April jobs report preview: Wages, job gains set to slow while unemployment holds steady
The US labor market cooled notably in April as both hiring and wage growth slowed more than economists had expected in the first month of the second quarter.
In April, the US economy added 175,000 new jobs and the unemployment rate rose to 3.9%, new data from the Bureau of Labor Statistics showed Friday. Wall Street economists had expected nonfarm payrolls to rise by 240,000 and the unemployment rate to remain at 3.8%, according to Bloomberg data.
Wages also rose less than forecast, with average hourly earnings rising 0.2% over last month and 3.9% over the last year. Economists had expected to see a monthly jump of 0.3% in April and a 4% rise over last year.
Friday's report also showed February's job growth revised down — to a gain of 236,000 nonfarm payroll jobs from the 270,000 previously reported — while March's report was revised up to job gains of 315,000 from the 303,000 initially reported.
Ahead of Friday's report, economists had also flagged revisions as important to watch as the last year has seen the average month's payrolls gains revised down by 13,000 jobs.
The April jobs report also showed the length of the average workweek fell last month, to 34.3 from 34.4. The underemployment rate, which includes the unemployed and those marginally attached to the workforce, rose to 7.4%.
By industry, the narrow gains in the labor market seen this year continued, with healthcare and social assistance employment increasing by a combined 87,000, accounting for almost exactly half the overall growth in nonfarm employment.

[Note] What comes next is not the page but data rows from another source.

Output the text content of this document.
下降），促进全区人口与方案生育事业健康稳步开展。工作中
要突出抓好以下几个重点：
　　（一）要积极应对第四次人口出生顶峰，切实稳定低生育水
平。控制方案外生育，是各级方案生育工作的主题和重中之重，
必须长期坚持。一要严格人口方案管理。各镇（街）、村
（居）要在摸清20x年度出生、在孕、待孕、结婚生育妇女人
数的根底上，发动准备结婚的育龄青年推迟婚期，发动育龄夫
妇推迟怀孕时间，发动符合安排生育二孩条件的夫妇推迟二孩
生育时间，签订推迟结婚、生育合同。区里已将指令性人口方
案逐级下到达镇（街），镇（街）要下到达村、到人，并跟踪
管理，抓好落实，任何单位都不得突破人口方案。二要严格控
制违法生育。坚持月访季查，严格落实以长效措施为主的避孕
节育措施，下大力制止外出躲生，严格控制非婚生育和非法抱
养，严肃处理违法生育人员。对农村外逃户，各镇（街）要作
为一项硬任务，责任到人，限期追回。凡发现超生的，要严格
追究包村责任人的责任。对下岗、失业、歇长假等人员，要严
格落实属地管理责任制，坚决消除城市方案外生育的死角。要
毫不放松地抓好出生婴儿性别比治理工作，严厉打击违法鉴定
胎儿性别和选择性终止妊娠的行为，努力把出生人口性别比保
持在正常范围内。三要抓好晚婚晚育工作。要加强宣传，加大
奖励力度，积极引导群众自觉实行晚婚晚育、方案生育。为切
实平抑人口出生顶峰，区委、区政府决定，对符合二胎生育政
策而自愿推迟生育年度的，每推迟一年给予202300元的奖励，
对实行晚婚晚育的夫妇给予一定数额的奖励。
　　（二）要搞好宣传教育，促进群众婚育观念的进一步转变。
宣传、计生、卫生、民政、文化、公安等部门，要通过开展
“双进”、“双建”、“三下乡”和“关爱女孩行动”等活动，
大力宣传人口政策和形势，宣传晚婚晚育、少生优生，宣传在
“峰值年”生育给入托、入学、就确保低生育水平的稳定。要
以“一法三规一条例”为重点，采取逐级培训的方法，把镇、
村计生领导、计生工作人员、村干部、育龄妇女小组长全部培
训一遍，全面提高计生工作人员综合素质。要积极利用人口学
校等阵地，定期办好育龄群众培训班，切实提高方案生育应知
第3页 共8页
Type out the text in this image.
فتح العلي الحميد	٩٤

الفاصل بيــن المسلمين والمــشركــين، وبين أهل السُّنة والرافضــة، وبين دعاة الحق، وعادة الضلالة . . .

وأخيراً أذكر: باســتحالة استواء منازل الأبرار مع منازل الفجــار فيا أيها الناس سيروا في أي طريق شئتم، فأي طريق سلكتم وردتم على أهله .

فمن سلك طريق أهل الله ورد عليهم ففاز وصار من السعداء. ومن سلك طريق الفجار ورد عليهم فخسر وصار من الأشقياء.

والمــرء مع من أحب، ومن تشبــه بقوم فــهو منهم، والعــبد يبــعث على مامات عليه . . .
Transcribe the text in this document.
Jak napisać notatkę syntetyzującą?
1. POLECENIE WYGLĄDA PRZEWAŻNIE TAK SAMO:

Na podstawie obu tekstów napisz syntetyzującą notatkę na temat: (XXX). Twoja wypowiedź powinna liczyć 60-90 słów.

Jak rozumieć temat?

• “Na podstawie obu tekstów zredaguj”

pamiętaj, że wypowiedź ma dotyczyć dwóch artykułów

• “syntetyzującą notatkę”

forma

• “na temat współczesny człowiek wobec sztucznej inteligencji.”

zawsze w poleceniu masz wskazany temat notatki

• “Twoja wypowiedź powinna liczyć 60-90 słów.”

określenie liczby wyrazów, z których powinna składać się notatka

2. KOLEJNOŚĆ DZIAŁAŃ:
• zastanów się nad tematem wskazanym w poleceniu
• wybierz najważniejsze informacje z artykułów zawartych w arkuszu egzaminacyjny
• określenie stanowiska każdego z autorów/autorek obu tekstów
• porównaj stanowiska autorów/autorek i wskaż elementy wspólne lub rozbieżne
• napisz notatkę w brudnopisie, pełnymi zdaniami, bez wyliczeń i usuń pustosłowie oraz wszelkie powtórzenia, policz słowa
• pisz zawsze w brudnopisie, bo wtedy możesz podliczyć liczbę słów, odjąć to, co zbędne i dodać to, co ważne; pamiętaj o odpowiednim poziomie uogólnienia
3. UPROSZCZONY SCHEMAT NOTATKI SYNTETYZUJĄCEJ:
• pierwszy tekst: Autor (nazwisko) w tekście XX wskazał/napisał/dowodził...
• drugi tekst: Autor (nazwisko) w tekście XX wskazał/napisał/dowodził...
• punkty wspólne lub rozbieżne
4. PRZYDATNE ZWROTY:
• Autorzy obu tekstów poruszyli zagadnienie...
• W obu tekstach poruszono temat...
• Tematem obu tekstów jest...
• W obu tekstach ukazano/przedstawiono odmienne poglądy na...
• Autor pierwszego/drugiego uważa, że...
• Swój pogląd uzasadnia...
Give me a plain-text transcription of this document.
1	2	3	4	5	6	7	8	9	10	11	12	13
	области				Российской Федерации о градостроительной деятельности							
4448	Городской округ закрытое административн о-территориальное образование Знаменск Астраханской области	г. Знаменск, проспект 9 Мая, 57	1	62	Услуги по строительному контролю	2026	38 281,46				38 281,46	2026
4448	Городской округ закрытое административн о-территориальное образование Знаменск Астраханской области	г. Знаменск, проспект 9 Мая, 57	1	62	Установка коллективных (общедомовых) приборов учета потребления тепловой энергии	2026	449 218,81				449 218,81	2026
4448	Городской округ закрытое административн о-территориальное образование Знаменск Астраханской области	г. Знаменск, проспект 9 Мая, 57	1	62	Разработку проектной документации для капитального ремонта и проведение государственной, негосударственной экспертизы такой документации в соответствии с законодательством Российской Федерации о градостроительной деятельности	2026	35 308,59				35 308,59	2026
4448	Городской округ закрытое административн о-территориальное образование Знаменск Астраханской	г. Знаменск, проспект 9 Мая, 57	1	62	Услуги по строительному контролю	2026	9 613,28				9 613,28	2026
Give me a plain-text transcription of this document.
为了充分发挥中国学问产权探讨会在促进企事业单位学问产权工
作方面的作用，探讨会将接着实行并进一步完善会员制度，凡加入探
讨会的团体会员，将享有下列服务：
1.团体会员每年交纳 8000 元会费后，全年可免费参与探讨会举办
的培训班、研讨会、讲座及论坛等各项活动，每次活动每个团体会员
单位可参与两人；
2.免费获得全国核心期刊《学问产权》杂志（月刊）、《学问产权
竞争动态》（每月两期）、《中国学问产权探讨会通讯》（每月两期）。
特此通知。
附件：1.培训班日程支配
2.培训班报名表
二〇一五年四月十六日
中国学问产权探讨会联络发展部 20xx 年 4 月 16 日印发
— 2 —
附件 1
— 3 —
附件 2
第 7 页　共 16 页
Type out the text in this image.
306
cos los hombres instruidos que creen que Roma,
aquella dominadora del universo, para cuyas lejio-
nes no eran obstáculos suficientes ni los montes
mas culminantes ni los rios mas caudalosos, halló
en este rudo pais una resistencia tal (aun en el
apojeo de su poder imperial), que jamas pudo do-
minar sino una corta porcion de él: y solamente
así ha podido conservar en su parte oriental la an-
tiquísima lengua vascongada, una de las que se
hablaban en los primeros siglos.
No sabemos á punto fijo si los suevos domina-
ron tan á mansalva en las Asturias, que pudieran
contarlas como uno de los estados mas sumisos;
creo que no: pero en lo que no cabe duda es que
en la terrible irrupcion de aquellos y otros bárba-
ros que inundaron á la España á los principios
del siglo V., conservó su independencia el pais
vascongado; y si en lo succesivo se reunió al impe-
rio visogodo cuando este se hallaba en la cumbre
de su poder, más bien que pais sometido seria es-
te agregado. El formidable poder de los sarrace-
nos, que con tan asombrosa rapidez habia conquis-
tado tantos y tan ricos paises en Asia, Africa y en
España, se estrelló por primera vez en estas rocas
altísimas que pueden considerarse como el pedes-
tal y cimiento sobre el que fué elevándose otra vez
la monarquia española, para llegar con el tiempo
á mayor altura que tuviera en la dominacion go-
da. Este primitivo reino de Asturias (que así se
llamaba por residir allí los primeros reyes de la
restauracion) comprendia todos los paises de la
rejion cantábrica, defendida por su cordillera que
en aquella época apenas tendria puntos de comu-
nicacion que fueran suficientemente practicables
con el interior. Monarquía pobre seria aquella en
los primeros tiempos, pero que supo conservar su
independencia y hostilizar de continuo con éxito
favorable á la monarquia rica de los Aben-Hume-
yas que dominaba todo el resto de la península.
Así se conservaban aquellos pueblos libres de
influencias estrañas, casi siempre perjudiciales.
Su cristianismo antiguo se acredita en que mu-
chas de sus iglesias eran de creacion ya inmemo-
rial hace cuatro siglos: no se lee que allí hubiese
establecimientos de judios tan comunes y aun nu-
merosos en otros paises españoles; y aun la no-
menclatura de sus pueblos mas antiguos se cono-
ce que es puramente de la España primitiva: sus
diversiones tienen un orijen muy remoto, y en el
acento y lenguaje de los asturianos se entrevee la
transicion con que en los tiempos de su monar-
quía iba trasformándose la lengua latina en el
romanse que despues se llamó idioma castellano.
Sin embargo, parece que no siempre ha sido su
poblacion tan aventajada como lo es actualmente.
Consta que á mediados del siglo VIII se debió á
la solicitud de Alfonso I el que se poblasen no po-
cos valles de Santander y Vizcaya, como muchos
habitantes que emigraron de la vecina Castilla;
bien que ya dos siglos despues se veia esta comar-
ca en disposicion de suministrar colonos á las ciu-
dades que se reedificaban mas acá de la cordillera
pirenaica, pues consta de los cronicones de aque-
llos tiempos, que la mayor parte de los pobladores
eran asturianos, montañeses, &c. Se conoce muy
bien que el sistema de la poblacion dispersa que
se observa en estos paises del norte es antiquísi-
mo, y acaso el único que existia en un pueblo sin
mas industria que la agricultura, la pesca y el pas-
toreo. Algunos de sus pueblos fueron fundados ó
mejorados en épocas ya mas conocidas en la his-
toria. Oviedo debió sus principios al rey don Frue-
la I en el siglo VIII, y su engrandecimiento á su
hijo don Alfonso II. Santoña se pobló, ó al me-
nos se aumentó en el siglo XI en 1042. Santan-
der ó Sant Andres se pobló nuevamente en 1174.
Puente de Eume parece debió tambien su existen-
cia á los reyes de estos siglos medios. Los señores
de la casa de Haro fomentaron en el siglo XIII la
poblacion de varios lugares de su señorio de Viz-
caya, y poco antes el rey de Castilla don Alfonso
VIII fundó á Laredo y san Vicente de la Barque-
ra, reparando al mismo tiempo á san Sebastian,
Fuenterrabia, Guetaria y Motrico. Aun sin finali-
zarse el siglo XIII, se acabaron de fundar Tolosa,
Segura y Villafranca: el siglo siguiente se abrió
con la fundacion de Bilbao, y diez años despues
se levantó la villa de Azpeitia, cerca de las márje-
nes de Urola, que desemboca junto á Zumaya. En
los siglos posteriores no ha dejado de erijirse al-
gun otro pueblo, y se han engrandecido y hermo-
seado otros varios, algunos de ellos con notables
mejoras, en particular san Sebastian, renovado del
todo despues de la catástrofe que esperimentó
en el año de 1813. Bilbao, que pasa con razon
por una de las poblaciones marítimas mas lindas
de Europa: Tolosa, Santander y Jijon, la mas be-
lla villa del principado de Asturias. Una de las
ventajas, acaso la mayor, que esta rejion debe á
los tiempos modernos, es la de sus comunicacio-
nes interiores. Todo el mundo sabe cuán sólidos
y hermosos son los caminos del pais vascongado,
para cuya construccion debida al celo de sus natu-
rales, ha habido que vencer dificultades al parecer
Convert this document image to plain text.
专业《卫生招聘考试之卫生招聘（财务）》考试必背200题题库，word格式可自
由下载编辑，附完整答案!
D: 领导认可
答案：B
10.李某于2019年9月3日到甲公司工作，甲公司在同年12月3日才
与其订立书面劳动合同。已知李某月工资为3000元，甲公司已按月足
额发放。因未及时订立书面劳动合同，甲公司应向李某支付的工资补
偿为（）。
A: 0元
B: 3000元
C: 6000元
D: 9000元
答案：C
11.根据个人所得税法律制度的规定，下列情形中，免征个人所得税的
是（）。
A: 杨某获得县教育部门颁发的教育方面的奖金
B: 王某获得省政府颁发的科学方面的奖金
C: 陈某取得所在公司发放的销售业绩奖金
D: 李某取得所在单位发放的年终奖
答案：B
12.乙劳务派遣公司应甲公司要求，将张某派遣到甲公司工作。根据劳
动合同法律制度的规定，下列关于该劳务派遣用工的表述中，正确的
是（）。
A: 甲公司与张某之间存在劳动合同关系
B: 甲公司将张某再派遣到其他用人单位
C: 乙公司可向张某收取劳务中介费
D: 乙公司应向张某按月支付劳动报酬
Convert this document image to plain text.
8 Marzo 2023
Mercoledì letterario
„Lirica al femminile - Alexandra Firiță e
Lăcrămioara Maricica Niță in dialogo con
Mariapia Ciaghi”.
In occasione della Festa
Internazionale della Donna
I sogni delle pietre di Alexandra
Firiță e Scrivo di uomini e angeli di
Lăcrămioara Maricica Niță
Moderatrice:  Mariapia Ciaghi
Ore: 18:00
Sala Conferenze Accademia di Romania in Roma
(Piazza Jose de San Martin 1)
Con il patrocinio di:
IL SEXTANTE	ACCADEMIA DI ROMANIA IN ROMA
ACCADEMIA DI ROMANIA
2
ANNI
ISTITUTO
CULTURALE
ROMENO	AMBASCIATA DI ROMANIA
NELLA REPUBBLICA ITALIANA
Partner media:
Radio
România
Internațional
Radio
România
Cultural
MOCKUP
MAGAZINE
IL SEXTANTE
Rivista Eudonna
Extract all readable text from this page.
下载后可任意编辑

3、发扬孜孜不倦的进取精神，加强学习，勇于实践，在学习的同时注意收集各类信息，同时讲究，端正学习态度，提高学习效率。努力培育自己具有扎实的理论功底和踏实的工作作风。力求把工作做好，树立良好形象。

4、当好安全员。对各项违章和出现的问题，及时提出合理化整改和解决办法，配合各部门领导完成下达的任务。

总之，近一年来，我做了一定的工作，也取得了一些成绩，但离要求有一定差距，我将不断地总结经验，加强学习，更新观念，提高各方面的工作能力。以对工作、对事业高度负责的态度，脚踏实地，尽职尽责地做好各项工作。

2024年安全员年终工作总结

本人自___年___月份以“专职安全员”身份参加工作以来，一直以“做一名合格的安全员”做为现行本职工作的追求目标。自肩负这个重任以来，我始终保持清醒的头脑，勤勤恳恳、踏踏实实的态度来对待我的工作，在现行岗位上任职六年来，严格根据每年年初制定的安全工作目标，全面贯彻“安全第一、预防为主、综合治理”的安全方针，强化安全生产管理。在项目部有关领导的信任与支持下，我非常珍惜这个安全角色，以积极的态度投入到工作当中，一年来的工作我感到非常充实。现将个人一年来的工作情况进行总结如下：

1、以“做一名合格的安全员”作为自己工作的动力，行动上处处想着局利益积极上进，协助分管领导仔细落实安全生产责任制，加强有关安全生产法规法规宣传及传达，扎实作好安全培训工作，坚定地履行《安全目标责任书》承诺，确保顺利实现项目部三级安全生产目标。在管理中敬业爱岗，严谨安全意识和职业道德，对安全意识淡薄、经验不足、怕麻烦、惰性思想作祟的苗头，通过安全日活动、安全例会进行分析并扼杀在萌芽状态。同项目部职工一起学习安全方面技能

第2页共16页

Retail and transportation and warehousing were the only two industries outside of healthcare and social assistance that saw payroll growth north 20,000 last month.
Earlier this week, data from the BLS suggested wage pressures building after the Employment Cost Index (ECI) accelerated in the first quarter of 2024 to reach its highest level in a year.
In a press conference on Wednesday, Fed Chair Jerome Powell downplayed the idea that wage pressures today are creating a meaningful inflationary impulse, noting "essentially all wage measures have come down substantially" from peaks reached after the pandemic.
Average hourly earnings, for instance, grew more than 5% annually during each month between September 2021 and December 2022.
"Forward-looking indicators like the JOLTS quits rate point to more slowing in wage growth," wrote Nancy Vanden Houten, lead US economist at Oxford Economics, in a note ahead of Friday's jobs report.